Description – identification
Coenagrion ornatum, l’Agrion orné, est à distance copie-conforme de Coenagrion mercuriale qu’il remplace dans l’est de l’Europe. Et il est effectivement difficile à différencier de son cousin sur le terrain.
Le mâle mesure environ 30 mm, il est un peu plus sombre que C. mercuriale et porte comme lui sur le 2° segment abdominal, un dessin combinant un pied et deux branches, dessin assez indéfinissable, en chauve-souris, en papillon, en verre à pied (à fond pointu…) ou en As de pique doté de bras attachés ou non. Les segments S3 et S4 (voire S5) portent des motifs noirs très effilés vers l’avant, plus élancés que ce ceux de son cousin.

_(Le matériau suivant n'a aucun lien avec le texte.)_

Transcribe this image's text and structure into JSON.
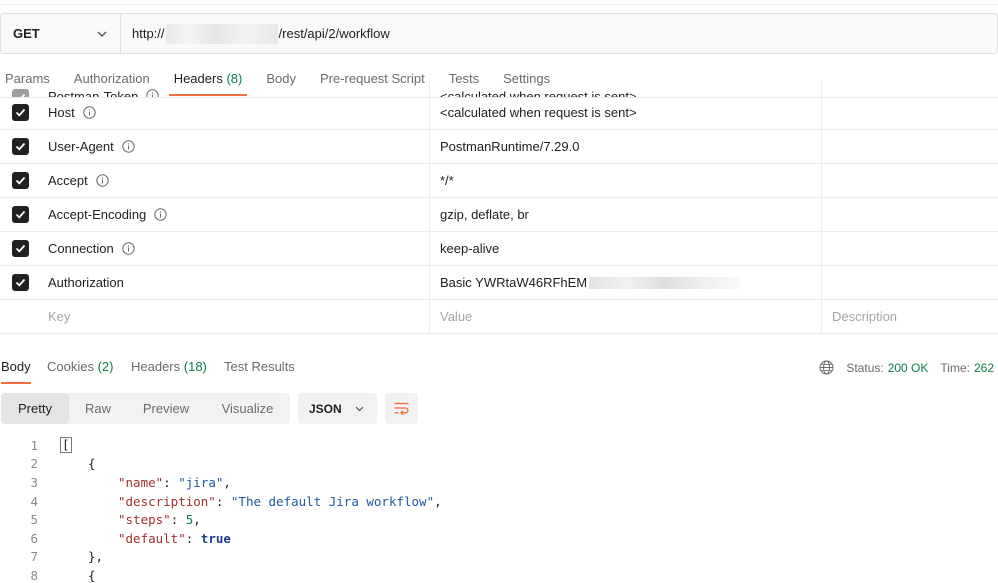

De près, les différences sont assez nombreuses :
– les taches postoculaires sont (normalement) fortement indentées en arrière (celles de C. mercuriale sont plus petites et arrondies)
– le pronotum qui porte 2 larges taches latérales est trilobé, avec un petit lobe postérieur à marge entièrement colorée
– les motifs sont très effilés sur S3 et S4
– les appendices anaux discrets, les supérieures très courts, les inférieurs clairs, alors que ceux de C. mercuriale, très visibles, sont sombres et de longueurs égales.
Les femelles sont bleues (Paul-André Robert cite cependant des femelles vertes) et se différencient des rares C. mercuriale bleues par leurs imposantes taches postoculaires spectaculairement indentées postérieurement. Le pronotum est également bien différent, largement échancré en arrière pour laisser un petit lobe postérieur à marge bleue légèrement encoché en son centre.
Elles sont par contre vraiment proches des femelles de C. pulchellum qui peuvent montrer des taches postoculaires indentées, un pronotum moins échancré avec un lobe central plus massif et non indenté. Les femelles Coenagrion ornatum présentent des motifs abdominaux très effilés et pointus.
Certaines femelles peuvent être sombres, presque sans bleu à la base des segments, mais toujours avec des taches postoculaires typiques.
Habitat et distribution géographique
Il ne se plaît que sur les ruisseaux ou ruisselets, éventuellement pâturés, les fossés, les suintements, très ensoleillés, les eaux très peu profondes et à faible débit. Il aime ces courants d’eau pérennes dans des espaces ouverts, mais non loin des haies bocagères, avec une végétation variée qui peut comporter, comme ici, de la Menthe et des Iris des marais. En ses choix, il partage l’habitat de C. mercuriale, souvent en bien plus grand nombre sur ces sites.
Il est rare sur toute son aire de distribution et en France, il est quasi limité à la Bourgogne, surtout la Nièvre, le sud de l’Yonne, l’ouest de la Côte-d’Or, et, du nord au sud, la grande moitié ouest de la Saône-et-Loire. Il a disparu d’Alsace.
Vers l’est de l’Europe, il « remplace » C. mercuriale et s’étend du nord de l’Italie à la Pologne vers le sud-est jusqu’à l’Iran à travers la Turquie.
Atlas Dynamique des Odonates de France
IUCN Red List
Période de vol
En France, le pic des observations est en juin, avec des données avant la mi-mai et jusqu’au milieu de juillet. Il est donc rare et la durée de vie des imagos est courte !
Comportement – Écologie
Il est rare, donc peu observé et sa biologie reste largement inconnue.
Dans les Libellules de France, Belgique et Luxembourg, Daniel Grand et Jean-Pierre Boudot pensent que les œufs peuvent passer l’été dans la vase des ruisselets desséchés et n’éclore qu’à l’automne.
Pour ce que j’en ai vu, je dirais que son comportement est tout à fait similaire à celui de C. mercuriale, ou même de C. puella, alternance de longues errances dans la végétation à la recherche de femelles, où on les voit parfois « picorer » la végétation pour y capturer de minuscules proies.
Étymologie
Coenagrion est formé des 2 mots grecs Koinos – commun et Agrios – vivant dans les champs, sauvage. Ce nom de genre a été formé de façon complexe lorsqu’il a fallu rediviser les familles existantes, de nouvelles espèces étant découvertes, le terme « agrion » s’avérant insuffisant.
Ornatum, du latin –ornatus qui signifie –orné, décoré et s’applique à l’élégance des motifs effilés de son abdomen.
Je tiens à remercier la SHNA-Ofab, Société d’Histoire Naturelle d‘Autun et l’observatoire de la faune de Bourgogne, en particulier Etienne Hubert, grâce à qui j’ai pu découvrir cette espèce.